The government is playing up incremental progress on scanty ESCR recommendations to divert from its efforts to support the accumulation of profits and wealth by an elite few including close political and oligarchic allies. While there is austerity in the national budget for health, housing, education and social services, there is a budget increase for corporate-friendly infrastructure projects. Laws on public-private partnerships and water privatization are being pushed to press turning public infrastructure and water services into profitable opportunities for big business. Even the 1987 Constitution threatens to be changed not just for a self-serving political agenda but also to further deliver the economy to foreign capital.

Superficial steps

The steps that the Marcos Jr administration claims to be taking to resolve human rights problems are superficial. It commits only to recommendations of limited gain and which do not strike at the core problems resulting in human rights violations.
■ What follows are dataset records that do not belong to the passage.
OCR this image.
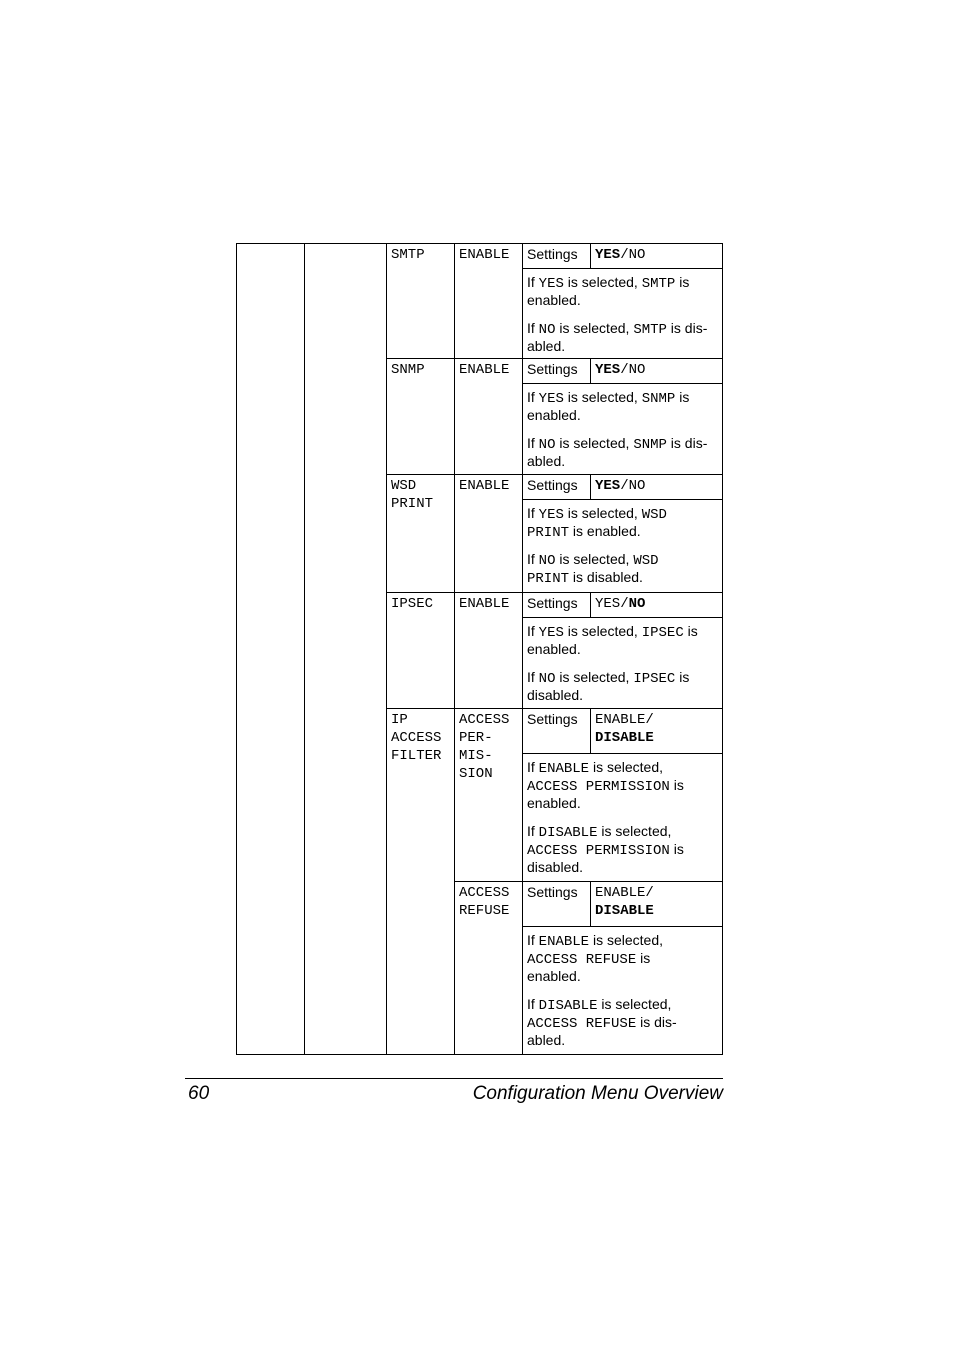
SMTP ENABLE Settings YES/NO
If YES is selected, SMTP is
enabled.
If NO is selected, SMTP is dis-
abled.
SNMP ENABLE Settings YES/NO
If YES is selected, SNMP is
enabled.
If NO is selected, SNMP is dis-
abled.
WSD
PRINT
ENABLE Settings YES/NO
If YES is selected, WSD
PRINT is enabled.
If NO is selected, WSD
PRINT is disabled.
IPSEC ENABLE Settings YES/NO
If YES is selected, IPSEC is
enabled.
If NO is selected, IPSEC is
disabled.
IP
ACCESS
FILTER
ACCESS
PER-
MIS-
SION
Settings ENABLE/
DISABLE
If ENABLE is selected,
ACCESS PERMISSION is
enabled.
If DISABLE is selected,
ACCESS PERMISSION is
disabled.
ACCESS
REFUSE
Settings ENABLE/
DISABLE
If ENABLE is selected,
ACCESS REFUSE is
enabled.
If DISABLE is selected,
ACCESS REFUSE is dis-
abled.
60	Configuration Menu Overview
The government’s policies on the drug war are abusive and those on closing civic and democratic space are repressive. It refuses important recommendations to be able to maintain the abusive and repressive legal apparatus set up by the previous Duterte administration.

The human rights situation will worsen under the Marcos Jr administration astride impunity for violators including under the previous Duterte administration. The government has shown that it will not take concrete steps to end impunity for human rights violations, to investigate and prosecute those responsible, and to provide reparations to the victims and their families. There will be no accountability and justice for the tens of thousands of victims of human rights violations in the country. Political and economic elites will remain in power while tens of millions of Filipinos are denied real and meaningful development and dignified lives.

Human rights defenders and civil society groups will continue working tirelessly to document and expose human rights violations, work towards creating a society where human rights are respected and protected for all.